"Os querubins estenderão as suas asas por de cima cobrindo com as suas asas o propiciatório as faces deles uma defronte da outra as faces dos querubins estarão voltadas para o propiciatório"
Textus Receptus
"E os querubins estenderão suas asas ao alto, cobrindo o propiciatório com suas asas, e suas faces olharão uma para a outra; para o propiciatório estarão voltadas as faces dos querubins."
Este versículo descreve a posição e o design dos querubins dourados sobre o propiciatório, cobrindo-o com suas asas e tendo suas faces voltadas para ele, indicando reverência e proteção divina.
Explicação Histórica
Os 'querubins' são seres angelicais associados à guarda da santidade divina e à adoração.

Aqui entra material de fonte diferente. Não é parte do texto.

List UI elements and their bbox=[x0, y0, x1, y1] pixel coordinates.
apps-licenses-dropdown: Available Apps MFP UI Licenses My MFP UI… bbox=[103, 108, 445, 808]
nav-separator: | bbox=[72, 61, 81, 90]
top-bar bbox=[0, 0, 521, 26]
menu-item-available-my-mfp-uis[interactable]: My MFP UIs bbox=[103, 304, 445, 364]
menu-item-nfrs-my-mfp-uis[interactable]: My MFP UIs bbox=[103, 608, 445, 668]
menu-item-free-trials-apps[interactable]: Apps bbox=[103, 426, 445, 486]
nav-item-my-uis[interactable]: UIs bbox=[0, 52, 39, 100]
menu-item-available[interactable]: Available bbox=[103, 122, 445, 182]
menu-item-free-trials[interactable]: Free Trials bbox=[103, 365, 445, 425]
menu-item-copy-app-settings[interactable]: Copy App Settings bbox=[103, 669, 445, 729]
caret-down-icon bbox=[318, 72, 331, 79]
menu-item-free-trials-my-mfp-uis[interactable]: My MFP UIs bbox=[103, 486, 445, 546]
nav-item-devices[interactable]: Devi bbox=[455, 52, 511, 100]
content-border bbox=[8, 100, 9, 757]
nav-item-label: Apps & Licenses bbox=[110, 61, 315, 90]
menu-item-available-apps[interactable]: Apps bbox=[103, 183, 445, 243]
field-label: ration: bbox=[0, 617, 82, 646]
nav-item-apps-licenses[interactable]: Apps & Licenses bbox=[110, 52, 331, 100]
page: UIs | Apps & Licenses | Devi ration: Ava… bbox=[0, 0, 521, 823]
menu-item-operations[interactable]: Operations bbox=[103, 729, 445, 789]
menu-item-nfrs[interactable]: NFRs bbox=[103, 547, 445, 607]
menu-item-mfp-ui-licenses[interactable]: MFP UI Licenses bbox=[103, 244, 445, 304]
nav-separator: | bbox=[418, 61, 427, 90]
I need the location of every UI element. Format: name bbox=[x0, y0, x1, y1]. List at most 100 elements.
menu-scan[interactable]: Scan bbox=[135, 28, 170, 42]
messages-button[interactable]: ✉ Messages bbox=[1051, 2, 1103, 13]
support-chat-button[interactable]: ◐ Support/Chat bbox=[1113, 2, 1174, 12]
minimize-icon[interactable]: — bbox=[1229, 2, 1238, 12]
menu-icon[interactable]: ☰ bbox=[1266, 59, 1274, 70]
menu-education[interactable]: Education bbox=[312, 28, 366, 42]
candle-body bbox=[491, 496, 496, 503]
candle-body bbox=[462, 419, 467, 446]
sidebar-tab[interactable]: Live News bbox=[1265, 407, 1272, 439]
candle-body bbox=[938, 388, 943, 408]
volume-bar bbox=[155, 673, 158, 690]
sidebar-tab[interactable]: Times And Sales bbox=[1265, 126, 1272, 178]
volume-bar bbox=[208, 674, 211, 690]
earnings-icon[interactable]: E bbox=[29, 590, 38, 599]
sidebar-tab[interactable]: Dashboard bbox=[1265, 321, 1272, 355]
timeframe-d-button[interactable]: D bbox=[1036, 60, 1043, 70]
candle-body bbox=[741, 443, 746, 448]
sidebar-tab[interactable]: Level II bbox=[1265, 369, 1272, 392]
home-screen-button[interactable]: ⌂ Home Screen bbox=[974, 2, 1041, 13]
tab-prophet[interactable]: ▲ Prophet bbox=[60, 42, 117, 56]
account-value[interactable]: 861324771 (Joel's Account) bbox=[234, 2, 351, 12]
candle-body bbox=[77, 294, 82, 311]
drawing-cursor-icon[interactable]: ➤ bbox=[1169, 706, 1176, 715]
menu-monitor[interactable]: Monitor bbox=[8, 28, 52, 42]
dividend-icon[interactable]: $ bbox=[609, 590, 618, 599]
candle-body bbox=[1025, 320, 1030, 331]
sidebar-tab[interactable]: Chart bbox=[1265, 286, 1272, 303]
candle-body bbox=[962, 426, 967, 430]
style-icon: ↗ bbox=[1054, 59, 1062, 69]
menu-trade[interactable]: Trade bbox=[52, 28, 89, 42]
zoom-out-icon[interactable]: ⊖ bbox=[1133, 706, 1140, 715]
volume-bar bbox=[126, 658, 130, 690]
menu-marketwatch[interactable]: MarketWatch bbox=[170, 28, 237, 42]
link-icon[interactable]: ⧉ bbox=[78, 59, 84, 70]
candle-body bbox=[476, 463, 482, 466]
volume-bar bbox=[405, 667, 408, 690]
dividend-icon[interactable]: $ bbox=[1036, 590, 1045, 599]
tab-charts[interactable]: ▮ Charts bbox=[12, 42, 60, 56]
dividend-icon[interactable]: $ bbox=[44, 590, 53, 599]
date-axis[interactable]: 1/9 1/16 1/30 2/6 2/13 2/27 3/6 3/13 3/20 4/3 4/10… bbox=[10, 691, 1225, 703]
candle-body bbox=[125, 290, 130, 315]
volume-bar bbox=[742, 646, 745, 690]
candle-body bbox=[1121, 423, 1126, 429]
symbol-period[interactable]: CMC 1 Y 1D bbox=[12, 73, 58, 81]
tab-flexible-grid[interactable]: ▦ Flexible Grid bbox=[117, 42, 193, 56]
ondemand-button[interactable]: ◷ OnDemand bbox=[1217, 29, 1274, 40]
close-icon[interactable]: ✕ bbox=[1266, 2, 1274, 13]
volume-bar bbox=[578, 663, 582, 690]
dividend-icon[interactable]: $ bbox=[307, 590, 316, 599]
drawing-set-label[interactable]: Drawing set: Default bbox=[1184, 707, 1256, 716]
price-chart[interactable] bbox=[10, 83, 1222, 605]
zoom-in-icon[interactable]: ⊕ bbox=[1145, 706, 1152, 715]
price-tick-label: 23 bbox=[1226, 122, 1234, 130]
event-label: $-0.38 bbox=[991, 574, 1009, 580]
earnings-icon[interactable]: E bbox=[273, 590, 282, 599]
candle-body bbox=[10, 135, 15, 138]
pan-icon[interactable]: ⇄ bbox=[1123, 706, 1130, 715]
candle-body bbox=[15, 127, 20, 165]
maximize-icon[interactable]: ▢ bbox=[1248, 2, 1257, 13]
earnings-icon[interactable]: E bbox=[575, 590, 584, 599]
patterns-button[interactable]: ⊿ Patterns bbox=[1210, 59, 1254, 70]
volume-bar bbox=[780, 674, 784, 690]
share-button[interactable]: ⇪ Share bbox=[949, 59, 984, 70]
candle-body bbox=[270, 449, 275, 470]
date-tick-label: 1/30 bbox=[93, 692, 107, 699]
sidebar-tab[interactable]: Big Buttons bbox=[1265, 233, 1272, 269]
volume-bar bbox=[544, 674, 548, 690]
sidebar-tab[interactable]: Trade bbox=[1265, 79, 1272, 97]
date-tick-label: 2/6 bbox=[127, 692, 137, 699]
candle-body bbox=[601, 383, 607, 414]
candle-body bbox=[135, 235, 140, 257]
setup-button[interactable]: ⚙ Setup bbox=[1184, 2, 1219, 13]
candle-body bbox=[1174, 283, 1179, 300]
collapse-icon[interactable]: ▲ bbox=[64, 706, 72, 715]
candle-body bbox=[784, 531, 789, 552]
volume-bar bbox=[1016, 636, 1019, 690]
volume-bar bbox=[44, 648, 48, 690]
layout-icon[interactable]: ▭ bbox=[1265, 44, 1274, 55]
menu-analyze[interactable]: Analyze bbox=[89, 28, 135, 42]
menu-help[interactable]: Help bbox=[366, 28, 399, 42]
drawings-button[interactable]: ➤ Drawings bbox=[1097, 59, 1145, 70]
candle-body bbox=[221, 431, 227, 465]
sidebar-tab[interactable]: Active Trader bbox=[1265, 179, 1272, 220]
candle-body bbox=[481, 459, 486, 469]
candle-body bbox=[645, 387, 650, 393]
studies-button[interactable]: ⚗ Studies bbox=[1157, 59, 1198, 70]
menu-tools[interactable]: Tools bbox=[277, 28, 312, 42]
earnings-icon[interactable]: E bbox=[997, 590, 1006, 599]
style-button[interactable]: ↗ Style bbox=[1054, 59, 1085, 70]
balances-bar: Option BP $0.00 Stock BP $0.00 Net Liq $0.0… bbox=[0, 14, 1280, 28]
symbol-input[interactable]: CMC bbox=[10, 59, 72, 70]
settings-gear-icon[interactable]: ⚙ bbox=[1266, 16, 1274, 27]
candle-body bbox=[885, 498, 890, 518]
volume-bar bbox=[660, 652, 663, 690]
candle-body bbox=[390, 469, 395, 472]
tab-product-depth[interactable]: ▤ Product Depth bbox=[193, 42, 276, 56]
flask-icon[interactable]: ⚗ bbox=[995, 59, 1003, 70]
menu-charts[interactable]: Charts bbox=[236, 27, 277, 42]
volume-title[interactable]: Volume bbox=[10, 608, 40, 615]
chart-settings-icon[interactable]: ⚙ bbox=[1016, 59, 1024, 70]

O 'propiciatório' (hebraico kapporeth, do verbo kaphar 'cobrir, expiar') era a tampa da Arca da Aliança, o lugar da expiação onde o sangue era aspergido. Suas 'asas estendidas cobrindo' simbolizam proteção e adoração sobre o ponto de encontro de Deus, enquanto as 'faces voltadas' indicam foco reverente e contemplação da obra de propiciação e da presença divina.
Interpretação Doutrinária
Este texto ilustra a santidade de Deus e a reverência devida à Sua presença, simbolizada pelo propiciatório como o lugar da expiação (Romanos 3:25). Os querubins, seres celestiais, em sua postura de guarda e adoração, reafirmam a majestade divina e a seriedade do acesso a Deus, que é possível exclusivamente através do sacrifício perfeito de Cristo. A instrução divina detalhada para sua confecção reitera a infalibilidade da Palavra de Deus e a importância de seguir Seus preceitos para o culto e a aproximação.
Aplicação Prática
Somos chamados a abordar a Deus com reverência e santidade, compreendendo que o acesso à Sua presença hoje é possível pelo sangue de Jesus Cristo (Hebreus 10:19-22), o verdadeiro Propiciatório. Devemos buscar Sua face com adoração e obediência, lembrando-nos da seriedade da Sua santidade e do grande amor que nos concedeu a redenção.
Precauções de Leitura
É um erro interpretar os querubins como objetos de adoração ou como entidades a serem temidas por si mesmas. Eles são símbolos da glória e santidade de Deus, não divindades secundárias. O texto foca na soberania de Deus e no Seu plano de expiação, não na veneração de imagens.